Extension Tubes: Essential Gear for Macro Photography

by Jim Zuckerman

Orchid - Macro Close-up
Orchid - Macro Close-up
© Jim Zuckerman
All Rights Reserved
I consider a set of extension tubes essential if you like macro photography. In addition, you can use them for other types of work such as bird photography and even portraits. Let me explain.

Extension tubes are basically spacers. They come in a set of three, such as the Kenko tubes pictured below, and they fit between the lens and the camera body. They don't have any glass, so the quality of your prime lens isn't affected in any way.
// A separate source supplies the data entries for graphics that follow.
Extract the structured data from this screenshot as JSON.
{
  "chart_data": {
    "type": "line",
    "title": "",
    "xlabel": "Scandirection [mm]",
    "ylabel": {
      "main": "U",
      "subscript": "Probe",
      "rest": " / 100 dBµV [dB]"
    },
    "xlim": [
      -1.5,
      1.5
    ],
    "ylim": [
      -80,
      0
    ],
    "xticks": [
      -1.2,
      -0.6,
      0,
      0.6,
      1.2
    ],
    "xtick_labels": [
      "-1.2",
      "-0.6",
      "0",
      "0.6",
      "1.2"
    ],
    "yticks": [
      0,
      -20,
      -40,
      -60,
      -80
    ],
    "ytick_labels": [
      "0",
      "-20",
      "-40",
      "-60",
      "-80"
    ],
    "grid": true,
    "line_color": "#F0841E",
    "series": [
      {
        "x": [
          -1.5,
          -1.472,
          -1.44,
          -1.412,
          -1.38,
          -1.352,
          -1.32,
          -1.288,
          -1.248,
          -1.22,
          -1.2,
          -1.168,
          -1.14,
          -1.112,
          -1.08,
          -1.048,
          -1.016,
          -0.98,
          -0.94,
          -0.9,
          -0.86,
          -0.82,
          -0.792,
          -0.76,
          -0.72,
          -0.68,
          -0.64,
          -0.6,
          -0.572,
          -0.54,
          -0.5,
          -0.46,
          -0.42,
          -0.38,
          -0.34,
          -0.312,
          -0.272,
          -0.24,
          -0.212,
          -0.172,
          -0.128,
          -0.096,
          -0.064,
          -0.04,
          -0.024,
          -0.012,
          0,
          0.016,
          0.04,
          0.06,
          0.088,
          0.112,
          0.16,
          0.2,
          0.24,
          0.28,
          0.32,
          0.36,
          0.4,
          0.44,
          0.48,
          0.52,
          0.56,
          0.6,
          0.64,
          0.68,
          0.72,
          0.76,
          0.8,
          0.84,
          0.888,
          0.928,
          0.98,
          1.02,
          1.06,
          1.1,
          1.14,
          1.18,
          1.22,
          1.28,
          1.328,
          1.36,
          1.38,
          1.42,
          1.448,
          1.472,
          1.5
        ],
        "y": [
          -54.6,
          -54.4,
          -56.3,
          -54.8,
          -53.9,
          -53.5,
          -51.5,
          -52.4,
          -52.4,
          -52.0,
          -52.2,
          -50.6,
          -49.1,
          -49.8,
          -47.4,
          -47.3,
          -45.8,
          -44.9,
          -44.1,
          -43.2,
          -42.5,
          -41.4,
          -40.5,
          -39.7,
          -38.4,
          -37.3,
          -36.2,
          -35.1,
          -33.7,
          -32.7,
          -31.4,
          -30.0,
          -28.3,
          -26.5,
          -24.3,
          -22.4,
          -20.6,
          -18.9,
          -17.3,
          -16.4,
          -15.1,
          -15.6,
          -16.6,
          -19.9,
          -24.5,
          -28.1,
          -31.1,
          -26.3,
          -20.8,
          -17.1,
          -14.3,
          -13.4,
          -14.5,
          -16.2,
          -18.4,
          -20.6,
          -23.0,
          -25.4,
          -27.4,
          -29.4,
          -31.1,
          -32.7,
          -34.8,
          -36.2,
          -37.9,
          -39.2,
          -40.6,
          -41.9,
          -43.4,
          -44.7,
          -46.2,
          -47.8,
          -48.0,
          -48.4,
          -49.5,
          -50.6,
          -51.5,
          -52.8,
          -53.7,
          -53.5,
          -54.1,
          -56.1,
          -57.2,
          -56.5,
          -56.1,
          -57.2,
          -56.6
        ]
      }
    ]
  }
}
They can be used with a macro lens, such as a 50mm or 100mm macro, or they can be used with a telephoto lens such as a 70-200mm zoom or even a 500mm super telephoto. Their primary function is to enable you to focus closer, to fill the frame with very small subjects.

When you place one or more tubes between the body and a telephoto lens, the minimum focusing distance is reduced. An example is the photo of a red-bellied woodpecker.
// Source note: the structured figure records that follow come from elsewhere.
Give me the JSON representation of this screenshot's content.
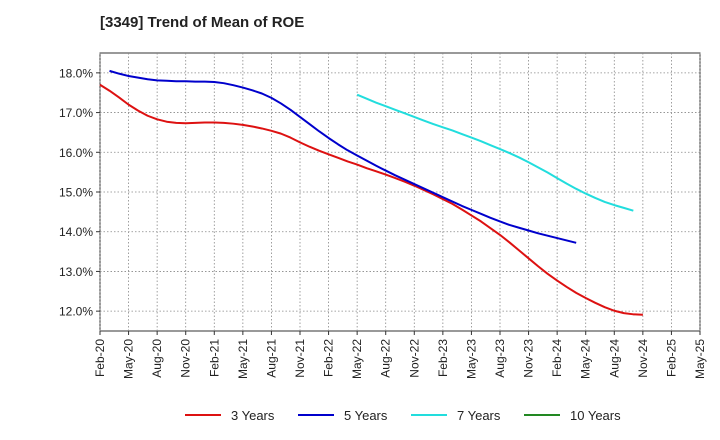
{
  "title": "[3349]  Trend of Mean of ROE",
  "chart_data": {
    "type": "line",
    "title": "[3349]  Trend of Mean of ROE",
    "xlabel": "",
    "ylabel": "",
    "x_ticks": [
      "Feb-20",
      "May-20",
      "Aug-20",
      "Nov-20",
      "Feb-21",
      "May-21",
      "Aug-21",
      "Nov-21",
      "Feb-22",
      "May-22",
      "Aug-22",
      "Nov-22",
      "Feb-23",
      "May-23",
      "Aug-23",
      "Nov-23",
      "Feb-24",
      "May-24",
      "Aug-24",
      "Nov-24",
      "Feb-25",
      "May-25"
    ],
    "y_ticks": [
      "12.0%",
      "13.0%",
      "14.0%",
      "15.0%",
      "16.0%",
      "17.0%",
      "18.0%"
    ],
    "y_tick_values": [
      12,
      13,
      14,
      15,
      16,
      17,
      18
    ],
    "ylim": [
      11.5,
      18.5
    ],
    "grid": true,
    "legend_position": "bottom",
    "series": [
      {
        "name": "3 Years",
        "color": "#dd1111",
        "start_index": 0,
        "values": [
          17.7,
          17.55,
          17.38,
          17.2,
          17.05,
          16.92,
          16.83,
          16.77,
          16.74,
          16.73,
          16.74,
          16.75,
          16.75,
          16.74,
          16.72,
          16.69,
          16.65,
          16.6,
          16.54,
          16.47,
          16.37,
          16.25,
          16.14,
          16.04,
          15.95,
          15.86,
          15.77,
          15.69,
          15.6,
          15.52,
          15.44,
          15.35,
          15.26,
          15.16,
          15.05,
          14.94,
          14.82,
          14.7,
          14.56,
          14.41,
          14.26,
          14.09,
          13.92,
          13.73,
          13.53,
          13.33,
          13.13,
          12.94,
          12.77,
          12.61,
          12.46,
          12.33,
          12.21,
          12.1,
          12.01,
          11.95,
          11.92,
          11.91
        ]
      },
      {
        "name": "5 Years",
        "color": "#0000cc",
        "start_index": 1,
        "values": [
          18.05,
          17.98,
          17.92,
          17.88,
          17.84,
          17.81,
          17.8,
          17.79,
          17.79,
          17.78,
          17.78,
          17.77,
          17.74,
          17.69,
          17.63,
          17.56,
          17.48,
          17.37,
          17.23,
          17.07,
          16.89,
          16.71,
          16.53,
          16.36,
          16.2,
          16.05,
          15.92,
          15.79,
          15.66,
          15.54,
          15.42,
          15.31,
          15.2,
          15.09,
          14.98,
          14.87,
          14.76,
          14.65,
          14.55,
          14.45,
          14.35,
          14.26,
          14.17,
          14.1,
          14.03,
          13.96,
          13.9,
          13.84,
          13.78,
          13.72
        ]
      },
      {
        "name": "7 Years",
        "color": "#22dddd",
        "start_index": 27,
        "values": [
          17.45,
          17.35,
          17.25,
          17.16,
          17.07,
          16.98,
          16.89,
          16.8,
          16.71,
          16.63,
          16.55,
          16.46,
          16.37,
          16.28,
          16.18,
          16.08,
          15.98,
          15.87,
          15.75,
          15.62,
          15.49,
          15.35,
          15.21,
          15.08,
          14.96,
          14.85,
          14.75,
          14.67,
          14.6,
          14.53
        ]
      },
      {
        "name": "10 Years",
        "color": "#228822",
        "start_index": 0,
        "values": []
      }
    ]
  }
}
This bird visited the feeder outside my office window, and it was only 10 feet from my desk. I wanted to use a 500mm f/4 to fill as much of the frame as possible with the bird (this photo has not been cropped), but the minimum focusing distance of this lens is about 15 feet. By placing an extension tube between the lens and the body, I was able to focus to 10 feet. This picture was taken right through the glass window.

Red-Bellied Woodpecker
Red-Bellied Woodpecker
© Jim Zuckerman
All Rights Reserved
Do extension tubes cause a loss of light? Yes, they do, but only when you use them for closeup photography with a short focal length lens. They don't cause appreciable light loss when used with a telephoto. When using them with lenses such as a 50mm or 100mm macro, a significant amount of light is lost. The amount of loss depends on how much extension you use. All three tubes used on a 50mm macro cause a one full f/stop loss. The same loss is experienced, though, in any closeup work with any type of lens or extension. Since you should be using a tripod when doing macro work, the loss of light isn't a problem unless your subjects are moving. In that case, you may need to use flash to freeze the movement.
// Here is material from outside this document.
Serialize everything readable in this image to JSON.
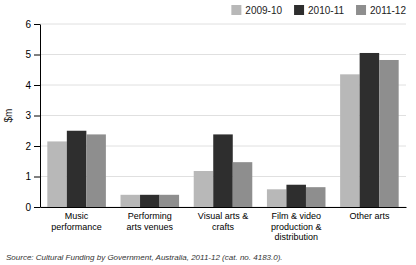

Many photographers who enjoy doing macro photography prefer a telephoto macro, such as a 180mm macro, as opposed to a 50mm macro lens. Telephoto macros allow you to focus on small subjects from several feet away, instead of several inches, and the background goes out of focus more readily. Completely undefined backgrounds are usually more desirable in closeup work because that forces all of the attention on the subject as you can see in the picture of the caterpillar.

If you use extension tubes on a medium telephoto, you instantly have a telephoto macro. That's why I often use an extension tube(s) in combination with my 70-200mm f/2.8 lens. This gives me a telephoto zoom macro!